Au travers de cette utilisation incongrue du tartan écossais, l’artiste s’inscrit dans la tradition surréaliste du détournement matériel. Tout en poursuivant son exploration de la matière picturale, il déploie une esthétique hybride mariant réalisme du détail et étrangeté surréaliste, pour interroger notre perception du vivant.

 

Déconstruire les codes de la représentation animale

À travers des portraits d’animaux au physique détonnant, comme ce lion au pelage tartan ou ce singe exhibant un plumage de coq, Sean Landers remet en question les conventions esthétiques du genre.
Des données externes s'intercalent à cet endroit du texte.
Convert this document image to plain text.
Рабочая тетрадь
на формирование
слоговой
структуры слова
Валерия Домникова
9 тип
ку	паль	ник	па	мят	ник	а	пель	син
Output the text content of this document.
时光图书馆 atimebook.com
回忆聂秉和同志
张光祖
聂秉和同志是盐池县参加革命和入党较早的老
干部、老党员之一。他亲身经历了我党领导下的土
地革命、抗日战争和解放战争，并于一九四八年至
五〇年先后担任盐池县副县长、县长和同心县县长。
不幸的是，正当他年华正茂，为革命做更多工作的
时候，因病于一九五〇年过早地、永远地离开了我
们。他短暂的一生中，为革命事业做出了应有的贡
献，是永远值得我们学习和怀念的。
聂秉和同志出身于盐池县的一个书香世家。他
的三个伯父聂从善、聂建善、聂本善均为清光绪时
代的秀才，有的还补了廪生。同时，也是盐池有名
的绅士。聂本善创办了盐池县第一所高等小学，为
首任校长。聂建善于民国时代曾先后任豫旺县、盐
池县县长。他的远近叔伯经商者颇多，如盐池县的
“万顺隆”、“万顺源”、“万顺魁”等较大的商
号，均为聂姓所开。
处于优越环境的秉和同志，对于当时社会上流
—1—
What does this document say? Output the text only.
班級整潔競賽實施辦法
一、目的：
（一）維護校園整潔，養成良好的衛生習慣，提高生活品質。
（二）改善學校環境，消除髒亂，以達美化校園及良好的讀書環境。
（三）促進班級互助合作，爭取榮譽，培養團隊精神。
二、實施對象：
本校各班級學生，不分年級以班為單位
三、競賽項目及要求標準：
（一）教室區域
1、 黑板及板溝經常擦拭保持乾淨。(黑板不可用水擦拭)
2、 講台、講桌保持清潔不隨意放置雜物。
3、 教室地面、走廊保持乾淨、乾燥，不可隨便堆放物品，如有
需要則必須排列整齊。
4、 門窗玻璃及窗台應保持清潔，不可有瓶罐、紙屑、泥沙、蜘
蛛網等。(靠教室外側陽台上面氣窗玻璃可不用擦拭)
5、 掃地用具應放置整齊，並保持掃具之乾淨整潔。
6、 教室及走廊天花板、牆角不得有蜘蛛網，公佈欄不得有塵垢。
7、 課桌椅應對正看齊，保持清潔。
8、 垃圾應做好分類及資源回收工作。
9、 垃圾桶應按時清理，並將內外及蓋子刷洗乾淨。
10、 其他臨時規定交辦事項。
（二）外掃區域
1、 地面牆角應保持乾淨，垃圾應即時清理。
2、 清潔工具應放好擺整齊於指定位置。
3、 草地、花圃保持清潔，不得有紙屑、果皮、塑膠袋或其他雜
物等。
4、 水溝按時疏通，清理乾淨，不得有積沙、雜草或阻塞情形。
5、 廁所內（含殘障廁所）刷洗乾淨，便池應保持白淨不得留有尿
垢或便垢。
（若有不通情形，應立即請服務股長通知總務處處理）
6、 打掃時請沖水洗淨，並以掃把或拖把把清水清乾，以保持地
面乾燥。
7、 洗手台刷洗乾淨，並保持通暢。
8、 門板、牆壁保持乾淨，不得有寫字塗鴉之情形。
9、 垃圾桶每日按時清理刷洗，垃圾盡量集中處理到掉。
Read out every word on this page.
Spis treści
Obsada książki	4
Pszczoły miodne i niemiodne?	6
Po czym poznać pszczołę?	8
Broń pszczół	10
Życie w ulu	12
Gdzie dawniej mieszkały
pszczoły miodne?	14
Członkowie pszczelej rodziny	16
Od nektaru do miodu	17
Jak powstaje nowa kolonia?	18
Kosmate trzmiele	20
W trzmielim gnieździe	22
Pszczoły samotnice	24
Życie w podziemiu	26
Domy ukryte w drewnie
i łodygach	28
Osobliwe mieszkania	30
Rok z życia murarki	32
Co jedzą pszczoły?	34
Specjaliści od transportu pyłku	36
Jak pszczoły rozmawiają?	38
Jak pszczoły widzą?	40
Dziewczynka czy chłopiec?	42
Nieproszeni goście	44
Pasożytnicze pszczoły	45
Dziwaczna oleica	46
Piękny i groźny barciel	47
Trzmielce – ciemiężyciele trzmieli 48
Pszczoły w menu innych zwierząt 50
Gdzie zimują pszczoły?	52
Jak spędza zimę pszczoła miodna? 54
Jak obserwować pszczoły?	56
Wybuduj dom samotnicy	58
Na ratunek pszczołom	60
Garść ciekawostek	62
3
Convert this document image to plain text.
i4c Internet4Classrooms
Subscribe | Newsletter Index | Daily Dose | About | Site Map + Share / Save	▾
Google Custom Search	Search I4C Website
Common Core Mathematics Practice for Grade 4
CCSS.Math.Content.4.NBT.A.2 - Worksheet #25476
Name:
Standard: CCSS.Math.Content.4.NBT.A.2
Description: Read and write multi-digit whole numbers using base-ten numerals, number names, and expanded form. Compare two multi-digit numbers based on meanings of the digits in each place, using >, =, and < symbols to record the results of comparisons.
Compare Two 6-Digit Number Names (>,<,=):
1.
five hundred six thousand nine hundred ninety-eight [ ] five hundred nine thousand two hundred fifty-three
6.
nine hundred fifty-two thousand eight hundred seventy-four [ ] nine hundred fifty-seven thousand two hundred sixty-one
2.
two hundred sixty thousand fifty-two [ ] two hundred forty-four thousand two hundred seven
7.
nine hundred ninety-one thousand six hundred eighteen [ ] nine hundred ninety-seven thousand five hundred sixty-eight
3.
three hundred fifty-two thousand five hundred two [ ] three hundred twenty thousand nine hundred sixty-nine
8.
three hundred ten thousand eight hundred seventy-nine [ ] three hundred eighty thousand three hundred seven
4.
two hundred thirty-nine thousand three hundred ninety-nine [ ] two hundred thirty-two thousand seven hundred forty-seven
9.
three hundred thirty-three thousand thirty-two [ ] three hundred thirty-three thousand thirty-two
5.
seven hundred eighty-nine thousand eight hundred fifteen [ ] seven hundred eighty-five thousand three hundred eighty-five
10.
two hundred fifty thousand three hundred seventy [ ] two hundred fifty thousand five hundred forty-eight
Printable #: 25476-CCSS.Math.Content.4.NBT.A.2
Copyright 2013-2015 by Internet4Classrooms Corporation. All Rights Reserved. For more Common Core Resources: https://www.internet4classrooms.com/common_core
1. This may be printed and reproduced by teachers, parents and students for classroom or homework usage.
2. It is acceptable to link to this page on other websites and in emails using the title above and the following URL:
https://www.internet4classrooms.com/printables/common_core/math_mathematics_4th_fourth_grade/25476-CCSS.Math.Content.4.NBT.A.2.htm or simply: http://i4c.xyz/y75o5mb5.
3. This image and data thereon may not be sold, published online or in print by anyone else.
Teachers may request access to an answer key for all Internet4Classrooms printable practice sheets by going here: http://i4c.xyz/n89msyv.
En mariant de façon incongrue des caractéristiques animales improbables, il décomplexe notre regard sur le règne animal. 

Plus qu’une simple fantaisie formelle, cette zoologie détournée révèle une volonté de dépasser les classifications pour interroger notre construction culturelle de l’altérité. En bousculant nos schémas perceptifs, l’artiste nous invite ainsi à repenser notre rapport aux images et à l’Autre.